We need to keep the whole species on our side. And it could be fun.” She looked at me, slightly pleadingly. I nodded, smiling. What a girl.

  “We are always grateful for accurate information from good sources. And we know that the Raptors are as good as their word. What would you like to share?”

  She leaned in close, put her mouth right by my ear. “There is going to be a coup on Jakalzzi.” Oh, shit, here comes the curve ball. “A moderate, interim government will take charge. This will be the perfect moment for a change on the issue of the Elders. The timing is perfect, do you not agree?”

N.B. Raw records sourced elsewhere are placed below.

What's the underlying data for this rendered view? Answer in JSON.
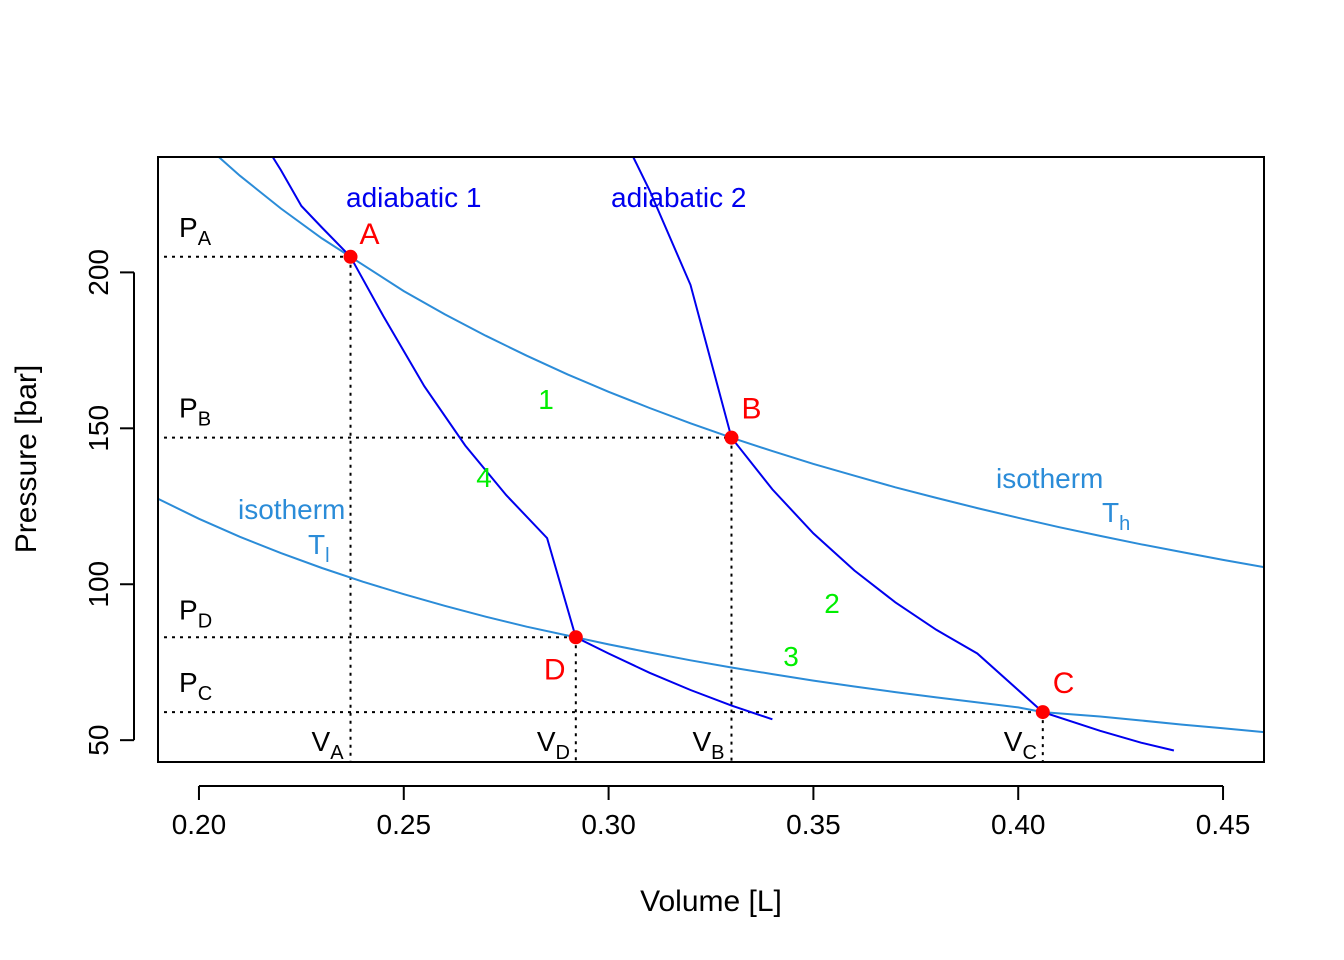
{
  "chart_data": {
    "type": "line",
    "title": "",
    "xlabel": "Volume [L]",
    "ylabel": "Pressure [bar]",
    "xlim": [
      0.19,
      0.46
    ],
    "ylim": [
      43,
      237
    ],
    "x_ticks": [
      0.2,
      0.25,
      0.3,
      0.35,
      0.4,
      0.45
    ],
    "x_tick_labels": [
      "0.20",
      "0.25",
      "0.30",
      "0.35",
      "0.40",
      "0.45"
    ],
    "y_ticks": [
      50,
      100,
      150,
      200
    ],
    "y_tick_labels": [
      "50",
      "100",
      "150",
      "200"
    ],
    "grid": false,
    "series": [
      {
        "name": "isotherm Th",
        "color": "#2B8CD8",
        "x": [
          0.19,
          0.2,
          0.21,
          0.22,
          0.23,
          0.237,
          0.25,
          0.26,
          0.27,
          0.28,
          0.29,
          0.3,
          0.31,
          0.32,
          0.33,
          0.34,
          0.35,
          0.36,
          0.37,
          0.38,
          0.39,
          0.4,
          0.41,
          0.42,
          0.43,
          0.44,
          0.45,
          0.46
        ],
        "y": [
          255.3,
          242.6,
          231.0,
          220.5,
          210.9,
          205.0,
          194.0,
          186.6,
          179.7,
          173.3,
          167.3,
          161.7,
          156.5,
          151.6,
          147.0,
          142.7,
          138.6,
          134.8,
          131.1,
          127.7,
          124.4,
          121.3,
          118.3,
          115.5,
          112.8,
          110.3,
          107.8,
          105.5
        ]
      },
      {
        "name": "isotherm Tl",
        "color": "#2B8CD8",
        "x": [
          0.19,
          0.2,
          0.21,
          0.22,
          0.23,
          0.24,
          0.25,
          0.26,
          0.27,
          0.28,
          0.292,
          0.3,
          0.31,
          0.32,
          0.33,
          0.34,
          0.35,
          0.36,
          0.37,
          0.38,
          0.39,
          0.4,
          0.406,
          0.42,
          0.43,
          0.44,
          0.45,
          0.46
        ],
        "y": [
          127.4,
          121.0,
          115.2,
          110.0,
          105.2,
          100.8,
          96.8,
          93.1,
          89.6,
          86.4,
          83.0,
          80.7,
          78.1,
          75.6,
          73.3,
          71.2,
          69.1,
          67.2,
          65.4,
          63.7,
          62.1,
          60.5,
          59.0,
          57.6,
          56.3,
          55.0,
          53.8,
          52.6
        ]
      },
      {
        "name": "adiabatic 1",
        "color": "#0000EE",
        "x": [
          0.218,
          0.22,
          0.225,
          0.23,
          0.237,
          0.245,
          0.255,
          0.265,
          0.275,
          0.285,
          0.292,
          0.3,
          0.31,
          0.32,
          0.33,
          0.34
        ],
        "y": [
          237.0,
          232.8,
          221.3,
          214.4,
          205.0,
          186.0,
          163.5,
          144.5,
          128.6,
          114.8,
          83.0,
          77.8,
          71.6,
          66.1,
          61.1,
          56.7
        ]
      },
      {
        "name": "adiabatic 2",
        "color": "#0000EE",
        "x": [
          0.306,
          0.31,
          0.32,
          0.33,
          0.34,
          0.35,
          0.36,
          0.37,
          0.38,
          0.39,
          0.406,
          0.42,
          0.43,
          0.438
        ],
        "y": [
          237.0,
          226.3,
          196.0,
          147.0,
          130.4,
          116.3,
          104.4,
          94.2,
          85.4,
          77.8,
          59.0,
          53.0,
          49.2,
          46.7
        ]
      }
    ],
    "points": [
      {
        "label": "A",
        "x": 0.237,
        "y": 205
      },
      {
        "label": "B",
        "x": 0.33,
        "y": 147
      },
      {
        "label": "C",
        "x": 0.406,
        "y": 59
      },
      {
        "label": "D",
        "x": 0.292,
        "y": 83
      }
    ],
    "annotations": {
      "adiabatic1": "adiabatic 1",
      "adiabatic2": "adiabatic 2",
      "isotherm_word": "isotherm",
      "T": "T",
      "Th_sub": "h",
      "Tl_sub": "l",
      "P": "P",
      "V": "V",
      "step1": "1",
      "step2": "2",
      "step3": "3",
      "step4": "4"
    },
    "colors": {
      "adiabatic": "#0000EE",
      "isotherm": "#2B8CD8",
      "state_point": "#FF0000",
      "step_number": "#00EE00",
      "guide": "#000000"
    }
  }
}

  I sat back and considered this news. Whatever had happened behind the scenes, it had to look like I had manoeuvred this dispute towards a peaceful settlement; news of scheming Raptor involvement would only bring recrimination and violence. But what of this new government? Certainly, it would be easier to deal with a moderate government than the paranoid trio I had met at the debate. But did the coup signal a genuine shift in the opinions of the populace? Were they softening? Had the debate helped?

  I motioned for the Raptor to go on. “We have found it… shall we say, expedient to engineer political change. We still intend to go ahead with the original plan. Thank you for putting us in touch with Garlidan. He is being most helpful.”

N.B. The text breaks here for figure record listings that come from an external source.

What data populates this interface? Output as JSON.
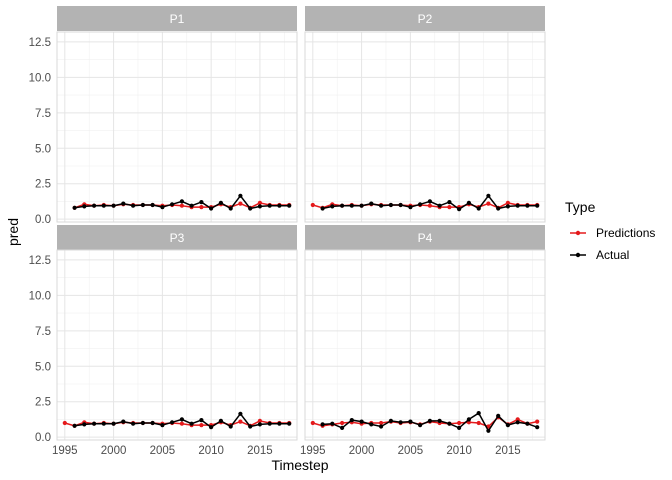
{
  "chart_data": {
    "type": "line",
    "xlabel": "Timestep",
    "ylabel": "pred",
    "xlim": [
      1994.2,
      2018.8
    ],
    "ylim": [
      -0.2,
      13.2
    ],
    "x_ticks": [
      1995,
      2000,
      2005,
      2010,
      2015
    ],
    "y_ticks": [
      0.0,
      2.5,
      5.0,
      7.5,
      10.0,
      12.5
    ],
    "y_tick_labels": [
      "0.0",
      "2.5",
      "5.0",
      "7.5",
      "10.0",
      "12.5"
    ],
    "grid": true,
    "legend": {
      "title": "Type",
      "placement": "right",
      "entries": [
        {
          "name": "Predictions",
          "color": "#e41a1c"
        },
        {
          "name": "Actual",
          "color": "#000000"
        }
      ]
    },
    "x": [
      1995,
      1996,
      1997,
      1998,
      1999,
      2000,
      2001,
      2002,
      2003,
      2004,
      2005,
      2006,
      2007,
      2008,
      2009,
      2010,
      2011,
      2012,
      2013,
      2014,
      2015,
      2016,
      2017,
      2018
    ],
    "panels": [
      {
        "title": "P1",
        "series": [
          {
            "name": "Predictions",
            "values": [
              null,
              0.8,
              1.05,
              0.95,
              1.0,
              0.95,
              1.05,
              1.0,
              1.0,
              1.0,
              0.95,
              1.0,
              0.95,
              0.85,
              0.85,
              0.85,
              1.05,
              0.85,
              1.1,
              0.8,
              1.15,
              1.0,
              1.0,
              1.0
            ]
          },
          {
            "name": "Actual",
            "values": [
              null,
              0.8,
              0.9,
              0.95,
              0.95,
              0.95,
              1.1,
              0.95,
              1.0,
              1.0,
              0.85,
              1.05,
              1.25,
              0.95,
              1.2,
              0.75,
              1.15,
              0.75,
              1.65,
              0.75,
              0.9,
              0.95,
              0.95,
              0.95
            ]
          }
        ]
      },
      {
        "title": "P2",
        "series": [
          {
            "name": "Predictions",
            "values": [
              1.0,
              0.8,
              1.05,
              0.95,
              1.0,
              0.95,
              1.05,
              1.0,
              1.0,
              1.0,
              0.95,
              1.0,
              0.95,
              0.85,
              0.85,
              0.85,
              1.05,
              0.85,
              1.1,
              0.8,
              1.15,
              1.0,
              1.0,
              1.0
            ]
          },
          {
            "name": "Actual",
            "values": [
              null,
              0.75,
              0.9,
              0.95,
              0.95,
              0.95,
              1.1,
              0.95,
              1.0,
              1.0,
              0.85,
              1.05,
              1.25,
              0.95,
              1.2,
              0.7,
              1.15,
              0.75,
              1.65,
              0.75,
              0.9,
              0.95,
              0.95,
              0.95
            ]
          }
        ]
      },
      {
        "title": "P3",
        "series": [
          {
            "name": "Predictions",
            "values": [
              1.0,
              0.8,
              1.05,
              0.95,
              1.0,
              0.95,
              1.05,
              1.0,
              1.0,
              1.0,
              0.95,
              1.0,
              0.95,
              0.85,
              0.85,
              0.85,
              1.05,
              0.85,
              1.1,
              0.8,
              1.15,
              1.0,
              1.0,
              1.0
            ]
          },
          {
            "name": "Actual",
            "values": [
              null,
              0.8,
              0.9,
              0.95,
              0.95,
              0.95,
              1.1,
              0.95,
              1.0,
              1.0,
              0.85,
              1.05,
              1.25,
              0.95,
              1.2,
              0.7,
              1.15,
              0.75,
              1.65,
              0.75,
              0.9,
              0.95,
              0.95,
              0.95
            ]
          }
        ]
      },
      {
        "title": "P4",
        "series": [
          {
            "name": "Predictions",
            "values": [
              1.0,
              0.8,
              0.9,
              1.0,
              1.05,
              0.95,
              1.0,
              1.0,
              1.1,
              1.0,
              1.05,
              0.9,
              1.1,
              1.0,
              0.95,
              1.0,
              1.05,
              1.0,
              0.75,
              1.4,
              0.9,
              1.25,
              0.95,
              1.1
            ]
          },
          {
            "name": "Actual",
            "values": [
              null,
              0.9,
              0.95,
              0.65,
              1.2,
              1.1,
              0.9,
              0.75,
              1.15,
              1.05,
              1.1,
              0.85,
              1.15,
              1.15,
              0.95,
              0.65,
              1.25,
              1.7,
              0.45,
              1.5,
              0.85,
              1.05,
              0.95,
              0.7
            ]
          }
        ]
      }
    ]
  }
}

  “But if the moderates are going to be in charge… why do you need to go through with the emotional suppression vaccine?”

  The Raptor smiled, somewhat grimly. “Governments can change overnight. Opinions - long-held, entrenched, prejudicial opinions - can take generations to overcome. That is what the vaccine is for. The change in government is mostly for your benefit. We hope it is useful.”

  With that, she settled back in her seat and closed her eyes. I felt like an idiot. Certainly I had underestimated these beings and their capacity to effect change. I found Falik and telepathically caught her up. She took my arm reassuringly. I always felt better, safer, more in control of my insane life, when I was with her.